In the early history of the Bichon Frise, the dogs were used a trading commodity throughout their native land of Spain and in the Mediterranean areas.Sailors would take these small, lively, and intelligent dogs with them on their voyages, using the dogs to trade for other items on their travels.
In this way, the breed was spread along shipping routes and was considered to be a sign of distinction and wealth as only affluent traders were able to secure one of these powder-puff looking dogs.
As the dogs increased in popularity, more of the ladies and gentlemen of the various courts demanded smaller and smaller Bichon Frise dogs, leading breeders to strive for the size of Bichon Frise that is now common, rather than the larger original versions of the breed.

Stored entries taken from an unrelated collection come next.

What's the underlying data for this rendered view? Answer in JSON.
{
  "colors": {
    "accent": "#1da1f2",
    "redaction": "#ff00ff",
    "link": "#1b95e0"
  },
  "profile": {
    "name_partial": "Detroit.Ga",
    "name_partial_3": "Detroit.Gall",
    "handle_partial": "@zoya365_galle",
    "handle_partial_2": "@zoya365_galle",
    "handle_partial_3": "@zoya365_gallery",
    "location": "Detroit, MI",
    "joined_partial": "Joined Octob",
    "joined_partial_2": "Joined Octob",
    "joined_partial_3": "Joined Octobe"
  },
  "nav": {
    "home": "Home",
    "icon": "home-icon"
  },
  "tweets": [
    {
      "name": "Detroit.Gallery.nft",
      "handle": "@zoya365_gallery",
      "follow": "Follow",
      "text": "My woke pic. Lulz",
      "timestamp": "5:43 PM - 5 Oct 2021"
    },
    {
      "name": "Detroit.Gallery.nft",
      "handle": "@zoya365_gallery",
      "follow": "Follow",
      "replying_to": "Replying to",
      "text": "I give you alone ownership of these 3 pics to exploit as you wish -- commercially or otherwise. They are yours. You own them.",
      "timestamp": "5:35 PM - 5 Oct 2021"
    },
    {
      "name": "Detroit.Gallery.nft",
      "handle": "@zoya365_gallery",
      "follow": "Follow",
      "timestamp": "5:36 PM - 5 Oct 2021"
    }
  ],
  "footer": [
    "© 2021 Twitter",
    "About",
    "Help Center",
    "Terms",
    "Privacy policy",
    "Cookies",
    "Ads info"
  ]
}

The Bichon Frise dogs of royalty were pampered well; typically, they were groomed, perfumed, and carried almost everywhere, eating from their owner’s fingers or from specially prepared foods.
The dogs, however, due to their high level of intelligence and amazing ability to learn complex routines were very much sought after by circuses, traveling performers and other entertainers.
For many years, the Bichon Frise was popular as a circus dog and was used in carnivals and circuses all over Europe. In addition, the small little dog was very popular in France as a companion and house dog.
In 1933, just after the First World War, a group of Bichon Frise breeders in France met to determine a breed standard that would be used universally across the four lines of the Bichon Frise.
The resulting standards were adopted by the Societe Centrale Canine of France and the combined name of Bichon Frise was adopted as the official breed name.
In 1934, the breed was further recognized by the French Kennel Club.
The first Bichon Frise was brought to the United States in 1956 and the American Kennel Club officially recognized it as a breed in 1971 in the Miscellaneous Class.
The following year, they were allowed into the AKC stud book and on April 4th 1973 the breed officially was recognized in the Non-sporting group of the AKC. Currently, the Bichon Frise is considered to be one of the top fifty most popular dogs in the United States and holds similar distinctions in most other countries and areas of the world.
The American Kennel Club ranks the Bichon Frise as the 26th most registered breed through their registry as of 2005.
The amazing versatility of the Bichon Frise, as well as its gentle and fun loving personality, continue to make it a popular dog for many different types of events as well as being a wonderful companion.
Breeders strive today, as they have for centuries, to retain the intelligence and gentleness of the breed while improving on the lines through selective and careful breeding programs.
Truly the history of these intelligent and versatile breed is a colorful one!